Ethics. The study was approved by the London-Hampstead research ethics committee and all patients gave written informed consent (REC 09/H0720/8).

Temperature and Pollution Data. Daily data for atmospheric PM10 and ozone (O3) were obtained for Bloomsbury Square, Central London from the Air Quality Information Archive databases ( Data from the archive is reported as μg/m3 . The conversion factor of ozone is 1 ppb = 1.9957 μg/m3 at 20 °C and 1013 millibar atmospheric pressure. We did not use data from the monitoring site in Hackney that would be closer to our patients because it did not record data on PM10 which we have previously shown to increase dyspnoea.[14]

Weather data was the average of hourly readings over 24 h at Heathrow Airport and obtained from the British Atmospheric Data Centre ( A dry day was defined as zero precipitation[23] and a sunny day arbitrarily defined as a day when the sun shone for a minimum 0.1 h or more.

Statistical Methods. Patient characteristics are summarised as appropriate by a mean and standard deviations or standard errors, or a median and inter-quartile ranges, or as a percentage.

Unadjusted Analysis. Generalised estimating equations (GEE) were used to model the effects of weather and pollution on daily step count, PEF, CAT scores (assuming their Gaussian distribution), time (hours) outdoors (as Poisson distributed) or worsened dyspnoea (with a Bernoulli distribution) on days with temperatures ≤22.5 °C. It was an a priori decision that a cut-off would be necessary as relatively hot weather can reduce time spent outdoors.[24] To identify the inflexion in the relationship between activity and temperature we plotted mean daily step count against temperature in 0.25 °C intervals. After inspection, a cut-off of 22.5 °C was chosen as daily step count was highest at this temperature and decreased with temperatures below or above 22.5 °C. GEE models were used to examine our panel data as they correct the standard errors and p-values for the various regression coefficients for the correlation structure between the repeated measurements on the same patient.
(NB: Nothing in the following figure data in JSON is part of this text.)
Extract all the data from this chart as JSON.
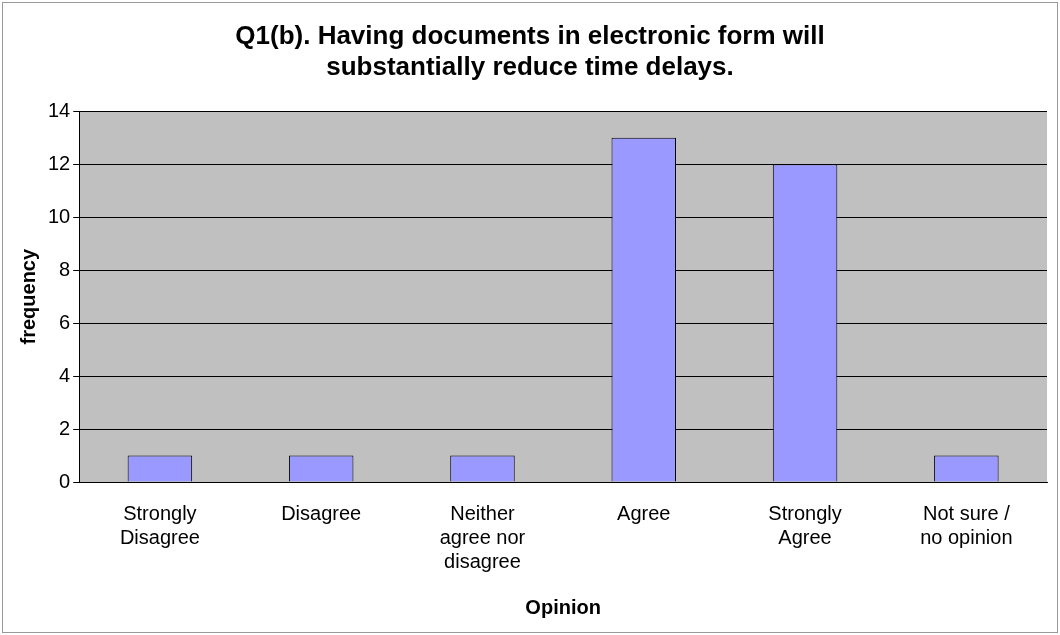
{
  "chart_data": {
    "type": "bar",
    "title": "Q1(b). Having documents in electronic form will substantially reduce time delays.",
    "xlabel": "Opinion",
    "ylabel": "frequency",
    "categories": [
      "Strongly Disagree",
      "Disagree",
      "Neither agree nor disagree",
      "Agree",
      "Strongly Agree",
      "Not sure / no opinion"
    ],
    "values": [
      1,
      1,
      1,
      13,
      12,
      1
    ],
    "color": "#9999ff",
    "ylim": [
      0,
      14
    ],
    "yticks": [
      0,
      2,
      4,
      6,
      8,
      10,
      12,
      14
    ],
    "grid": "y",
    "legend": false
  }
}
We used the xtgee command in Stata with the robust option as this would produce valid standard errors even if our assumption of an independent correlation structure was incorrect.

Comparisons between daily step count of a sunny compared to a dull day, or a dry versus rainy day were made by paired t-test, after first obtaining the average for each patient under the various conditions.

Analysis of variance (ANOVA) was used to determine the effect of day of the week on daily step count, hours outdoors, O3 and PM10 . Post-hoc comparisons were made between Sunday and Saturday, and between Saturday and Friday.

Adjusted Analysis. GEE regression models were used to assess the independent effects of climate and pollution on daily step count and the other outcome measures. These models included a linear term to adjust for age related decline, sine and cosine terms with periods of 12, 6 and 4 months to allow for seasonal changes, and a variable for day of week with Monday as the first day of the week. The covariates also included daily temperature, wind speed, rainfall, hours of sunshine and day-length, PM10 and O3 as independent variables. We did not examine any lagged effects of climate or pollution. The analysis was repeated using data collected during week-days only (Monday-Friday) and during week-ends (Saturday and Sunday) since activity was markedly dissimilar in these periods. The analysis was also repeated with an auto-regressive term (the previous day value of the dependent variable) in the model to adjust for autocorrelation in the dependent variable. We also repeated the analysis of daily step count and the pollutants with time outdoors included as an independent variable.

Distance to Pollution Monitoring Site. The coordinates of Bloomsbury Squares and the patient's home (defined as the centre of their post-code) were obtained from the National Statistics postcode directory database. The straight-line distance between the two sets of coordinates was calculated by Pythogras' theorem.